1. I should maybe title this “Cooking Despite Kids,” because let’s be honest, this is what the 4 o’clock witching hour typically looks like:
So anyways, clearly I’m no wizard when it comes to keeping everyone happy, well-nourished and salmonella-free within that horrible hour of 4-
5 6 7 p.m. But I have noticed some things that make for somewhat smoother sailing, so, well, here we go:
2. A couple weeks ago, Lucia was playing with the plastic, toy gun that one of her friends had left at our house. I watched her, knowing she doesn’t really know what a gun is, so I was curious to see how she’d play with it. She placed it on the floor and started arranging a burp cloth over it while muttering something about “resting.” And how it would then start to “rise.” She had turned it into…bread dough?
So, yes, my toddler likes to help bake. Which brings me to my grand revelation of the past nine months or so: When baking with a very young toddler, quick breads are your friend. Mix it in one bowl, pour it in a loaf pan, and bam, in the oven, done. Bar cookies/brownies/anything else you can pour directly from the mixing bowl into the pan are also good. Muffins are your friend only in proportion to how much interest said toddler has in placing liners in the tins, as well as restraint for not snatching away those liners just as Mom’s dolloping a huge spoonful of This-Is-Healthy-Pinterest-Told-Me-So muffin batter into the hole. Cookies….I hate cookies. The shaping. The spooning. The approx. 17 extra steps past Lucia’s attention span it takes to deliver baked goods that don’t look like they’ve been mauled in the oven. (Granted, as she gets older, I’ve noticed her take a slight more interest in things like rolling out dough and cutting shapes, but even then, once the first batch of dough’s rolled out and attacked with cookie cutters, it’s all on me to do the rest. While fending off small fingers trying to steal raw dough).
3. Currently on our counter: This Moist Whole Wheat Banana Bread. Let a toddler peel apart the bananas, toss them in the mixer and watch with maniacal glee as they get pulverized.
4. But if you really do like muffins, I’ve become a fan of my mini muffin pan. Portion-wise, they’re perfect for toddler snacks…no more large muffins abandoned and half-smashed into the kitchen table.
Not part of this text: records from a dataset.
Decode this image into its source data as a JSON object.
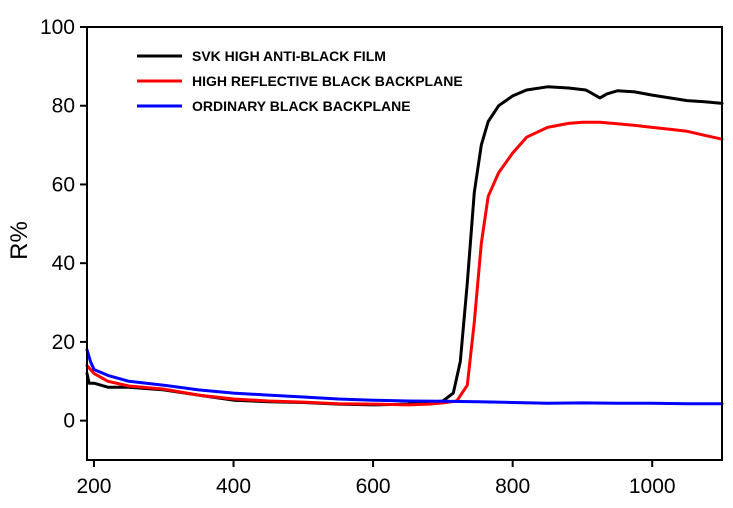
{
  "chart_data": {
    "type": "line",
    "ylabel": "R%",
    "xlabel": "",
    "xlim": [
      190,
      1100
    ],
    "ylim": [
      -10,
      100
    ],
    "x_ticks": [
      200,
      400,
      600,
      800,
      1000
    ],
    "y_ticks": [
      0,
      20,
      40,
      60,
      80,
      100
    ],
    "grid": false,
    "legend_position": "top-left",
    "series": [
      {
        "name": "SVK HIGH ANTI-BLACK FILM",
        "color": "#000000",
        "points": [
          [
            190,
            12
          ],
          [
            193,
            9.5
          ],
          [
            200,
            9.5
          ],
          [
            220,
            8.5
          ],
          [
            250,
            8.5
          ],
          [
            300,
            7.8
          ],
          [
            350,
            6.5
          ],
          [
            400,
            5.2
          ],
          [
            450,
            4.8
          ],
          [
            500,
            4.6
          ],
          [
            550,
            4.2
          ],
          [
            600,
            4.0
          ],
          [
            650,
            4.2
          ],
          [
            680,
            4.6
          ],
          [
            700,
            5.0
          ],
          [
            715,
            7
          ],
          [
            725,
            15
          ],
          [
            735,
            35
          ],
          [
            745,
            58
          ],
          [
            755,
            70
          ],
          [
            765,
            76
          ],
          [
            780,
            80
          ],
          [
            800,
            82.5
          ],
          [
            820,
            84
          ],
          [
            850,
            84.8
          ],
          [
            880,
            84.5
          ],
          [
            905,
            84
          ],
          [
            915,
            83
          ],
          [
            925,
            82
          ],
          [
            935,
            83
          ],
          [
            950,
            83.8
          ],
          [
            975,
            83.5
          ],
          [
            1000,
            82.7
          ],
          [
            1025,
            82
          ],
          [
            1050,
            81.3
          ],
          [
            1075,
            81
          ],
          [
            1100,
            80.6
          ]
        ]
      },
      {
        "name": "HIGH REFLECTIVE BLACK BACKPLANE",
        "color": "#ff0000",
        "points": [
          [
            190,
            14
          ],
          [
            195,
            13
          ],
          [
            200,
            12
          ],
          [
            220,
            10
          ],
          [
            250,
            8.8
          ],
          [
            300,
            8
          ],
          [
            350,
            6.5
          ],
          [
            400,
            5.5
          ],
          [
            450,
            5.0
          ],
          [
            500,
            4.7
          ],
          [
            550,
            4.3
          ],
          [
            600,
            4.2
          ],
          [
            650,
            4.0
          ],
          [
            680,
            4.2
          ],
          [
            700,
            4.5
          ],
          [
            720,
            5.0
          ],
          [
            735,
            9
          ],
          [
            745,
            25
          ],
          [
            755,
            45
          ],
          [
            765,
            57
          ],
          [
            780,
            63
          ],
          [
            800,
            68
          ],
          [
            820,
            72
          ],
          [
            850,
            74.5
          ],
          [
            880,
            75.5
          ],
          [
            900,
            75.8
          ],
          [
            925,
            75.8
          ],
          [
            950,
            75.4
          ],
          [
            975,
            75
          ],
          [
            1000,
            74.5
          ],
          [
            1025,
            74
          ],
          [
            1050,
            73.5
          ],
          [
            1075,
            72.5
          ],
          [
            1100,
            71.5
          ]
        ]
      },
      {
        "name": "ORDINARY BLACK BACKPLANE",
        "color": "#0000ff",
        "points": [
          [
            190,
            18
          ],
          [
            195,
            15
          ],
          [
            200,
            13
          ],
          [
            220,
            11.5
          ],
          [
            250,
            10
          ],
          [
            300,
            9
          ],
          [
            350,
            7.8
          ],
          [
            400,
            7
          ],
          [
            450,
            6.5
          ],
          [
            500,
            6.0
          ],
          [
            550,
            5.5
          ],
          [
            600,
            5.2
          ],
          [
            650,
            5.0
          ],
          [
            700,
            4.9
          ],
          [
            750,
            4.8
          ],
          [
            800,
            4.6
          ],
          [
            850,
            4.4
          ],
          [
            900,
            4.5
          ],
          [
            950,
            4.4
          ],
          [
            1000,
            4.4
          ],
          [
            1050,
            4.3
          ],
          [
            1100,
            4.3
          ]
        ]
      }
    ]
  }
}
5. I agree with Hayley from Carrots for Michaelmas that slow-cookers can really make the difference between sanity and nuclear meltdowns, especially when everything can be prepped either in the “everyone’s fed and still happily cooing to each other on the rug” morning bliss of, say, 7:30-7:35, or during naptime. That said, I use my slow-cooker in spurts, having come to the realization that just because something can technically be made in a slow-cooker….doesn’t mean it should. These baked beans, however, were a winner a few weeks ago: Slow Cooked Boston Baked Beans.
6. Lesson learned this week: (to be shelved in the “Stop Killing Yourself” File) When deliberating dinner options on a day when everyone was up at 5:30 a.m., no one napped at the same time, the toddler is regressing with potty training (see Exhibit A, pee-filled rainboot), and the baby is clinging to your legs like his life depended on it, the answer is TAKE-OUT, not sweet potato gnocchi from scratch.
At the same time, there was something therapeutic about rolling out the ropes of dough and cutting out little uniform pillows of orange gnocchi. (Moaning baby swaying against my leg notwithstanding). And leftovers were heartily appreciated by myself and the piglets after coming in from the snow this morning.